Rey Vargas, le Mexicain expérimenté, s’est peut-être octroyé les premières manches du combat, affichant une tactique et une discipline qui ont établi les bases d’une soirée marathonienne. Cependant, Ball, âgé de 27 ans et pesant environ 57 kg, a pris les devants dans la seconde moitié, imprégnant le ring de son énergie inépuisable. Il a su percer la défense de Vargas à deux reprises, le mettant à terre dans les huitième et onzième rounds, démontrant une persévérance et une puissance à toute épreuve.

La conclusion du combat a vu les juges livrer un verdict qui a suscité une vague d’indignation parmi les spectateurs présents.
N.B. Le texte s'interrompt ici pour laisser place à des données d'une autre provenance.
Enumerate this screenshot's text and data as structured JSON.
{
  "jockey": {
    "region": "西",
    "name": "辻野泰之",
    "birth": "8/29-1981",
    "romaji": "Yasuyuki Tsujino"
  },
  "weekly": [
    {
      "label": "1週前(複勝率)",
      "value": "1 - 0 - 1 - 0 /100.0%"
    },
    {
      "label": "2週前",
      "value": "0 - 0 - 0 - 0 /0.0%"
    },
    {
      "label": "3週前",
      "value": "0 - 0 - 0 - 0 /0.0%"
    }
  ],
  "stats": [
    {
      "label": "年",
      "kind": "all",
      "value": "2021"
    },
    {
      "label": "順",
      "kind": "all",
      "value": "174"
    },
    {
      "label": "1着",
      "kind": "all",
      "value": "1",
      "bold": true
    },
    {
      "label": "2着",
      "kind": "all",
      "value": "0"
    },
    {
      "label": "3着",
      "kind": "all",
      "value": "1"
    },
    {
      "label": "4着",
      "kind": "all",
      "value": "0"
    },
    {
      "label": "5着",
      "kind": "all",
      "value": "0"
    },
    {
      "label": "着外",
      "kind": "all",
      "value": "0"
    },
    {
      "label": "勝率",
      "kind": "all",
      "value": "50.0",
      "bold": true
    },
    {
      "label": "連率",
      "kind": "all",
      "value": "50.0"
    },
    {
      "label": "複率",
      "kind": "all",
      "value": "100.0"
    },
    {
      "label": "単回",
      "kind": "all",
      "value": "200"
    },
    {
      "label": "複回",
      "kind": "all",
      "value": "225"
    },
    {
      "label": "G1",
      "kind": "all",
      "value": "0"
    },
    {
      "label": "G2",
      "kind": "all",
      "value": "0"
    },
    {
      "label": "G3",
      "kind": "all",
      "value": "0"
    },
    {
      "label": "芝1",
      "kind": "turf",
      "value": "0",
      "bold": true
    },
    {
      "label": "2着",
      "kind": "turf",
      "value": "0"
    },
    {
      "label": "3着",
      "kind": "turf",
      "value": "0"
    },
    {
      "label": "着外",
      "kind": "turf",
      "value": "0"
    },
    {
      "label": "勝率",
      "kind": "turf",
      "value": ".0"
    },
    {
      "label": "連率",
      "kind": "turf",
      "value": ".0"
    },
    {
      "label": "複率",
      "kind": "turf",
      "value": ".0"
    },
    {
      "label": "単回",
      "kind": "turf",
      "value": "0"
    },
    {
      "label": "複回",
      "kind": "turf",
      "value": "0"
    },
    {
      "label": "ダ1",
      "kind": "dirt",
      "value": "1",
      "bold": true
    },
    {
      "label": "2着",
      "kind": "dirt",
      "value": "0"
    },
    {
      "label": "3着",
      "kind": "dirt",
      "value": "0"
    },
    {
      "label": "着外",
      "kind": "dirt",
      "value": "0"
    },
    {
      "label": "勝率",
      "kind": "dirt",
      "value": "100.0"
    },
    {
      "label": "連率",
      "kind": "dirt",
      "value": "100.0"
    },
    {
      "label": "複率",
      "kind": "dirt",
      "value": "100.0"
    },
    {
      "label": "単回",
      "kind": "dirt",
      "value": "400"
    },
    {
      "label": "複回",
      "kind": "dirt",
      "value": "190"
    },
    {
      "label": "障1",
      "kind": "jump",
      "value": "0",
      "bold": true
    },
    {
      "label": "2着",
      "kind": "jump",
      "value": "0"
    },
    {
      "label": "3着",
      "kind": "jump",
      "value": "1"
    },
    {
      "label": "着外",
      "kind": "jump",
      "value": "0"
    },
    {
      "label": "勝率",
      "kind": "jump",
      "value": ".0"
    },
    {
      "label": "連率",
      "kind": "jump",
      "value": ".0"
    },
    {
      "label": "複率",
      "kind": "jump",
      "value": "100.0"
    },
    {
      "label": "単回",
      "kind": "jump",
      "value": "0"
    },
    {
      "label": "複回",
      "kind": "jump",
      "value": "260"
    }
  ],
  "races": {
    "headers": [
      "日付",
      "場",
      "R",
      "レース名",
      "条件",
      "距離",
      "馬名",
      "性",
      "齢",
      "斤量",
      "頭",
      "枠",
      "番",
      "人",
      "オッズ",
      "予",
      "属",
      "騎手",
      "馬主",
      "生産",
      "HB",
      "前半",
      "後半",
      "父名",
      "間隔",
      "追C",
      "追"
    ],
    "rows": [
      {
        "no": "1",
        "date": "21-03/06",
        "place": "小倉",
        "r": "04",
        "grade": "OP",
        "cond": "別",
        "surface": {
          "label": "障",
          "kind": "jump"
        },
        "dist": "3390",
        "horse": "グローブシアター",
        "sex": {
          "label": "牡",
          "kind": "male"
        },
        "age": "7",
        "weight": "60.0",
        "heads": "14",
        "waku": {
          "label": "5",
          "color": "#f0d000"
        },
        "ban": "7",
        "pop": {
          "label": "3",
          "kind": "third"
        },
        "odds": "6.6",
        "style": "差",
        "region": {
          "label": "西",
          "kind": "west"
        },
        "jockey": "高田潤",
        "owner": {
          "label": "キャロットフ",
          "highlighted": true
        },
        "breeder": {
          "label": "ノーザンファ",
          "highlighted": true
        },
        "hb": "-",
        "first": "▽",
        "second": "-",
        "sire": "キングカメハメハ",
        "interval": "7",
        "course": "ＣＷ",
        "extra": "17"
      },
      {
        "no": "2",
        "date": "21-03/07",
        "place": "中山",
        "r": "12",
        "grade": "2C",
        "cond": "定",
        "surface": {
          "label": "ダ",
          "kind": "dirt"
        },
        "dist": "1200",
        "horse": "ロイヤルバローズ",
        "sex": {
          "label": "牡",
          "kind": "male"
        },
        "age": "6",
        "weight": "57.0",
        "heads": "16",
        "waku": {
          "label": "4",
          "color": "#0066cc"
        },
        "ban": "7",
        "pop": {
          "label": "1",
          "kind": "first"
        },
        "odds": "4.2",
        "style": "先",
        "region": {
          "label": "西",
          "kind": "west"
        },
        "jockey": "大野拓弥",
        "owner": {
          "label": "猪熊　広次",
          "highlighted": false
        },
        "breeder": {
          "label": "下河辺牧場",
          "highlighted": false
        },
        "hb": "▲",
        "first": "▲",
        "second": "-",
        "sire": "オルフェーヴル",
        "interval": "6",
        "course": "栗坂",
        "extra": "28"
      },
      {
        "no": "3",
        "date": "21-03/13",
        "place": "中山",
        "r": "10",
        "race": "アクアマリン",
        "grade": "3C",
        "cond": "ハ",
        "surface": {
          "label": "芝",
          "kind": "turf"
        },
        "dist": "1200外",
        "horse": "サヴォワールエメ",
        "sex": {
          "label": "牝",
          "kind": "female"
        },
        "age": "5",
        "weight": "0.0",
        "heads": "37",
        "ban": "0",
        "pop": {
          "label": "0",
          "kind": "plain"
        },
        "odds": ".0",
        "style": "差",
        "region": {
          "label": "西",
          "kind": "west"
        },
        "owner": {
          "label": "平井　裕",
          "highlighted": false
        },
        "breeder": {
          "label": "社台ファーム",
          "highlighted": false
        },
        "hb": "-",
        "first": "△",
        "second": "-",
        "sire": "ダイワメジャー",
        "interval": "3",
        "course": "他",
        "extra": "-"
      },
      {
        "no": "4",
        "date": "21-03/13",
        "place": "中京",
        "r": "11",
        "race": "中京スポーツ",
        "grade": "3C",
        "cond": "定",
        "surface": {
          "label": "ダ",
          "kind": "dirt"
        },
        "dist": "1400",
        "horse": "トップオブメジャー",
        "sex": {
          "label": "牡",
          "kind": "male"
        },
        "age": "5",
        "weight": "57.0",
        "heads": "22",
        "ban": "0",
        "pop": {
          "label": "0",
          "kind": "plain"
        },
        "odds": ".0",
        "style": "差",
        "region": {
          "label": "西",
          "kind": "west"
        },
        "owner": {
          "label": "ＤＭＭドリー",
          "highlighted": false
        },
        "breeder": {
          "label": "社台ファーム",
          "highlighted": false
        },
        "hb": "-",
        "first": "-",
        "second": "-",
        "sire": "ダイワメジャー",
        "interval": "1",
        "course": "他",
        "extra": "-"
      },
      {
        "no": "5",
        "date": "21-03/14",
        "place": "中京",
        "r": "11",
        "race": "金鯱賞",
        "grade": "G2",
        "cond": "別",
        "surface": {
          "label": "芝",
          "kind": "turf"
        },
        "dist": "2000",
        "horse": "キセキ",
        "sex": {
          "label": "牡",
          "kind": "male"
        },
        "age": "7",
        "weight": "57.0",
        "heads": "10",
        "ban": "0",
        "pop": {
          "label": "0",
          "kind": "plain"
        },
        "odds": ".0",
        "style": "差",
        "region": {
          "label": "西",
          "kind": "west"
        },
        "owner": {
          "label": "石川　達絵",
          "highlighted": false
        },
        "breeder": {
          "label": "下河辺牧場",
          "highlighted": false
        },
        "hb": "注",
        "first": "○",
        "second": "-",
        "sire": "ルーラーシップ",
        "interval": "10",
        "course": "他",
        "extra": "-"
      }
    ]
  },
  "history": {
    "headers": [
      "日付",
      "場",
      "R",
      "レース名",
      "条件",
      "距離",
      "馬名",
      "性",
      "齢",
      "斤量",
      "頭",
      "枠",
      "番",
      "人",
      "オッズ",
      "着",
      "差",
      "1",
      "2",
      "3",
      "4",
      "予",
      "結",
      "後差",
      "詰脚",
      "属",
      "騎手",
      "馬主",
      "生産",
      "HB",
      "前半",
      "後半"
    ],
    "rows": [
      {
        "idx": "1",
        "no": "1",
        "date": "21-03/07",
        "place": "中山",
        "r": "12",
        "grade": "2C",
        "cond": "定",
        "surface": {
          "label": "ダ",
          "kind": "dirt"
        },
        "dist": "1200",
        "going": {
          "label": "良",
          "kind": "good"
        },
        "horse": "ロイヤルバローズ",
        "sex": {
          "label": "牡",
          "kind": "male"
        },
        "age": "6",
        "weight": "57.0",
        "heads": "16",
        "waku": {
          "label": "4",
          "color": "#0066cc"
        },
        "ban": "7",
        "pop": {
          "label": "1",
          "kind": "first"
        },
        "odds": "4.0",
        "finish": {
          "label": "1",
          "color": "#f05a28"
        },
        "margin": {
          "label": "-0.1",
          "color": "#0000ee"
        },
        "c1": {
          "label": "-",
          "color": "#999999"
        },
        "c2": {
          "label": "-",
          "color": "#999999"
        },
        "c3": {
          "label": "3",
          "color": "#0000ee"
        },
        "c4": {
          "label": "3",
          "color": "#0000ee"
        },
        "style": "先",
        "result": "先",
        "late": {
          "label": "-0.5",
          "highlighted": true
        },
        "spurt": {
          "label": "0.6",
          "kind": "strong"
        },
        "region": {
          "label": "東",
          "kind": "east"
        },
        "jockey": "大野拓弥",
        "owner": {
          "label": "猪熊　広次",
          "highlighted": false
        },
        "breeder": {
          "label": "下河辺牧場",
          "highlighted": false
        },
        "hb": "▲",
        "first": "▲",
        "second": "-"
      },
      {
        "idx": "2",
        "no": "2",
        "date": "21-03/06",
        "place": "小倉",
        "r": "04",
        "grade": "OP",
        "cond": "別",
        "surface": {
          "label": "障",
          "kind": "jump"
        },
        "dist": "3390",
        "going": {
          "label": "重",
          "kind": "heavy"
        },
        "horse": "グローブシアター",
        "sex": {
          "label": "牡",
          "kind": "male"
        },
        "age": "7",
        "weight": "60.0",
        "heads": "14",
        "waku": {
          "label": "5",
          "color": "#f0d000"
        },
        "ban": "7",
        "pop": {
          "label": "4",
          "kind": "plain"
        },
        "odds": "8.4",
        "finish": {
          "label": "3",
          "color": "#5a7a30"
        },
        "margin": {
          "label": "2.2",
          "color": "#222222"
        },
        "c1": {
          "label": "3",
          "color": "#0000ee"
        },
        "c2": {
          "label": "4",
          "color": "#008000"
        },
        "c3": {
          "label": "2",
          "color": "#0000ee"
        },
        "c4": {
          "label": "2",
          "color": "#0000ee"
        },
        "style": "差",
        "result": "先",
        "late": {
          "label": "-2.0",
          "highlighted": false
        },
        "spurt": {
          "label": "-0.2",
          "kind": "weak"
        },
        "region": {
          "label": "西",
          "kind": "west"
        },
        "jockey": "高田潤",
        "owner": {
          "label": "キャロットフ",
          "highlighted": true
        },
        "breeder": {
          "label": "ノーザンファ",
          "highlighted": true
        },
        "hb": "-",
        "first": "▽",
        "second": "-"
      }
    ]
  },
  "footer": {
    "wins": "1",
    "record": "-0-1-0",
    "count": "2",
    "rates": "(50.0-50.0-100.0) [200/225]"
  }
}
Avec des scores oscillant de 116-110 en faveur de Ball, à 114-112 pour Vargas, et finalement un 113-113, cette diversité de points a soulevé des questions et des doutes sur la cohérence du jugement dans des combats d’une telle intensité.

Paul Stevenson, entraîneur réputé de Ball, n’a pas manqué d’exprimer son mécontentement envers les cartes de score et la performance de l’arbitre, Giovanni Poggi. Selon lui, l’arbitrage aurait joué un rôle clé, bridant Nick Ball dans sa stratégie désireuse de se rapprocher pour imposer son jeu face à un Vargas usant de sa longue portée à son avantage. Stevenson a remarqué avant même le combat que l’attitude de l’arbitre, surtout concernant son interventionnisme lors des phases de combat rapproché, ne présageait rien de bon, confirmant ses appréhensions au fur et à mesure que l’affrontement se déroulait.

Ball, surnommé le « boulet de démolition » de Liverpool pour son approche impitoyable et sa puissance indomptable, a navigué à travers les assauts de Vargas tout en demeurant dans les limites de la légalité, selon son camp. Travaillant dur pour s’imposer et faire plier l’expérience de Vargas, Ball et son équipe voient dans cette issue un gout amère de ce qui aurait pu être une victoire éclatante.

Cette nuit, malgré l’absence de victoire officielle, Nick Ball s’est imposé comme un challenger incontournable, redéfinissant les standards de la résilience et de la persévérance au sein du noble art. La discussion autour de ce match et son dénouement controversé ne cessera de susciter débats et interrogations dans le monde du combat, où chaque point compte, mais où la gloire tient parfois à bien plus que le simple levé des mains d’un vainqueur.